> If you give a robot the ability to delete production it’s going to delete production
If you give an intern the ability to delete production, it's going to delete production. But to be honest you can as well replace "intern" or "robot" by human in general. Deletion in production should have safety layers that anyone cannot accidentally do it, specially without the ability of rolling back.
That’s a broken analogy. An intern and a llm have completely different failure modes. An intern has some understanding of their limits and the llm just doesn’t. The thing, that looks remarkably human, will make mistakes in ways no human would. That’s where the danger lies: we see the human-like thing be better at things difficult for humans and assume them to be better across the board. That is not the case.
I think the difference, though maybe I'm incorrect, is that when we have interns on our codebase they get restricted permissions. Can't push to prod, need pull requests with approvals and reviews, etc. Certainly can't delete backups. Whoever setup the robot's permissions did it wrong. Which is interesting because early on there were people complaining that these AIs refused to push to main, but now this stuff keeps happening.

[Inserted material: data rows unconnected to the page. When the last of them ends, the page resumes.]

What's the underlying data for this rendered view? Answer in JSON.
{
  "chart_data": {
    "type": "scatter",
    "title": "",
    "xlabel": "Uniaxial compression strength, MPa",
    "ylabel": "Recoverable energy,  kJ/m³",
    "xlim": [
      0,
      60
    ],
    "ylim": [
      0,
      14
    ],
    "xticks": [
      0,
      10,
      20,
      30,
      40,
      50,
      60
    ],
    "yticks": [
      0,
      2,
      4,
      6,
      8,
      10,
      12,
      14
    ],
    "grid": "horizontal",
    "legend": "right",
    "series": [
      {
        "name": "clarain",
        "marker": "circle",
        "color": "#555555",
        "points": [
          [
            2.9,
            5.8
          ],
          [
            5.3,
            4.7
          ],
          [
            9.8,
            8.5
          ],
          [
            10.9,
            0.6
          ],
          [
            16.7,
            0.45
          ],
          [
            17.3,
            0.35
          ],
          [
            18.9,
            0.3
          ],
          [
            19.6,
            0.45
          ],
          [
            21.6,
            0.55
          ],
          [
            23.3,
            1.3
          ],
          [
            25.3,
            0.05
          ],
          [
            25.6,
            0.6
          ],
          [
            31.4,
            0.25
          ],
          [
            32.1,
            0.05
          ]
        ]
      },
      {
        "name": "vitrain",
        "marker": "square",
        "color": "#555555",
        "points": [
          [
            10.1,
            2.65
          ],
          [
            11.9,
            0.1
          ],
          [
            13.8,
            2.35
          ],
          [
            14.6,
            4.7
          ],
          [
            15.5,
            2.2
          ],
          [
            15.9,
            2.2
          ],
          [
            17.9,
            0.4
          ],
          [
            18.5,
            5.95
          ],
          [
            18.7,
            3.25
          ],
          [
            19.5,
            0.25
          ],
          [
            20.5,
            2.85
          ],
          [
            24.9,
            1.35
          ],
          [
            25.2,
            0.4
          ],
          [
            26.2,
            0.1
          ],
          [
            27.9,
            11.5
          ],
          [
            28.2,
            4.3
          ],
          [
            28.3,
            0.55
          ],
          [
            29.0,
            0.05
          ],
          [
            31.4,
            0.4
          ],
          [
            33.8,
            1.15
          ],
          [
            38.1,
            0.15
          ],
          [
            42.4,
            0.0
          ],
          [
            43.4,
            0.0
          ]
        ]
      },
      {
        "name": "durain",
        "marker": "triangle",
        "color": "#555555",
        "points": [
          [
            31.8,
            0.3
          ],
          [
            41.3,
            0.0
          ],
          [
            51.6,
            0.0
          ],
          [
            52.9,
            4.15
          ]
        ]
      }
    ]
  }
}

> Whoever setup the robot's permissions did it wrong.
It doesn't have permissions of it's own. The way he's using it, it has his permissions.

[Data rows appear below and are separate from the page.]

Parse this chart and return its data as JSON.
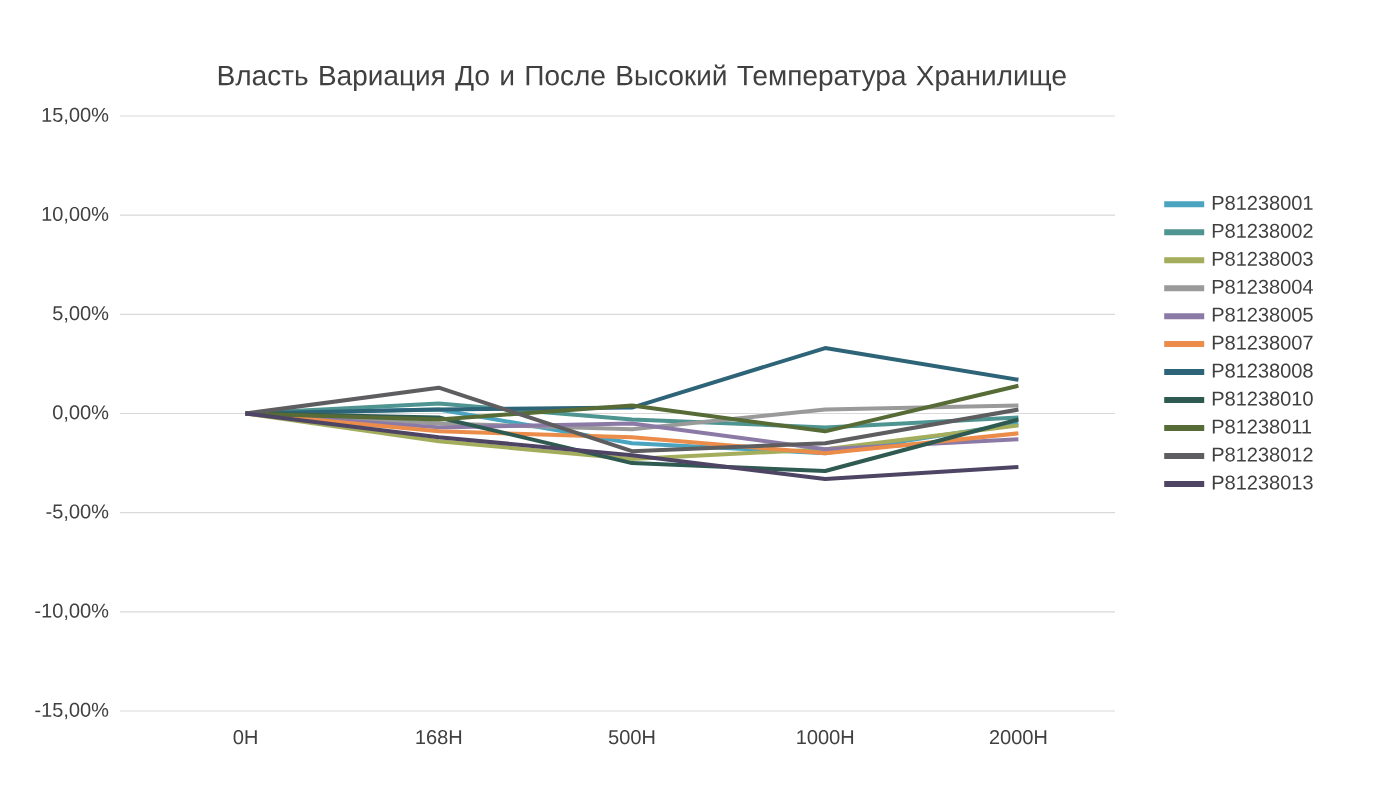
{
  "chart_data": {
    "type": "line",
    "title": "Власть Вариация До и После Высокий Температура Хранилище",
    "categories": [
      "0H",
      "168H",
      "500H",
      "1000H",
      "2000H"
    ],
    "ylim": [
      -15,
      15
    ],
    "yticks": [
      {
        "value": -15,
        "label": "-15,00%"
      },
      {
        "value": -10,
        "label": "-10,00%"
      },
      {
        "value": -5,
        "label": "-5,00%"
      },
      {
        "value": 0,
        "label": "0,00%"
      },
      {
        "value": 5,
        "label": "5,00%"
      },
      {
        "value": 10,
        "label": "10,00%"
      },
      {
        "value": 15,
        "label": "15,00%"
      }
    ],
    "grid": "y",
    "legend": "right",
    "marker": "none",
    "line_style": "solid",
    "series": [
      {
        "name": "P81238001",
        "color": "#4aa3bf",
        "values": [
          0,
          0.2,
          -1.5,
          -2.0,
          -0.5
        ]
      },
      {
        "name": "P81238002",
        "color": "#4e9490",
        "values": [
          0,
          0.5,
          -0.3,
          -0.7,
          -0.2
        ]
      },
      {
        "name": "P81238003",
        "color": "#a3ad5c",
        "values": [
          0,
          -1.4,
          -2.3,
          -1.8,
          -0.6
        ]
      },
      {
        "name": "P81238004",
        "color": "#9a9a9a",
        "values": [
          0,
          -0.5,
          -0.8,
          0.2,
          0.4
        ]
      },
      {
        "name": "P81238005",
        "color": "#8c7aa6",
        "values": [
          0,
          -0.7,
          -0.5,
          -1.8,
          -1.3
        ]
      },
      {
        "name": "P81238007",
        "color": "#eb8c4a",
        "values": [
          0,
          -0.9,
          -1.2,
          -2.0,
          -1.0
        ]
      },
      {
        "name": "P81238008",
        "color": "#2e6478",
        "values": [
          0,
          0.2,
          0.3,
          3.3,
          1.7
        ]
      },
      {
        "name": "P81238010",
        "color": "#2f5a52",
        "values": [
          0,
          -0.2,
          -2.5,
          -2.9,
          -0.3
        ]
      },
      {
        "name": "P81238011",
        "color": "#566b35",
        "values": [
          0,
          -0.3,
          0.4,
          -0.9,
          1.4
        ]
      },
      {
        "name": "P81238012",
        "color": "#5e5e60",
        "values": [
          0,
          1.3,
          -1.9,
          -1.5,
          0.2
        ]
      },
      {
        "name": "P81238013",
        "color": "#4e4463",
        "values": [
          0,
          -1.2,
          -2.1,
          -3.3,
          -2.7
        ]
      }
    ]
  }
}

Also, in order to be able to do deployments like that you need pretty wide permissions. Deleting a database is one of them, if you're renaming things for example. That stuff should typically not happen in prd though
That was my first guess but I wasn't sure. I've seen AIs as authors on things. So yeah that's even worse. You don't give the intern your credentials.
I had a senior tech lead delete production doing a late night quick fix. Especially in panic mode where sometimes processes are ignored, things are going to go wrong. Don't need interns for that, nor llms.
Which is why I actually said replace intern or robot by "human" in general in my comment.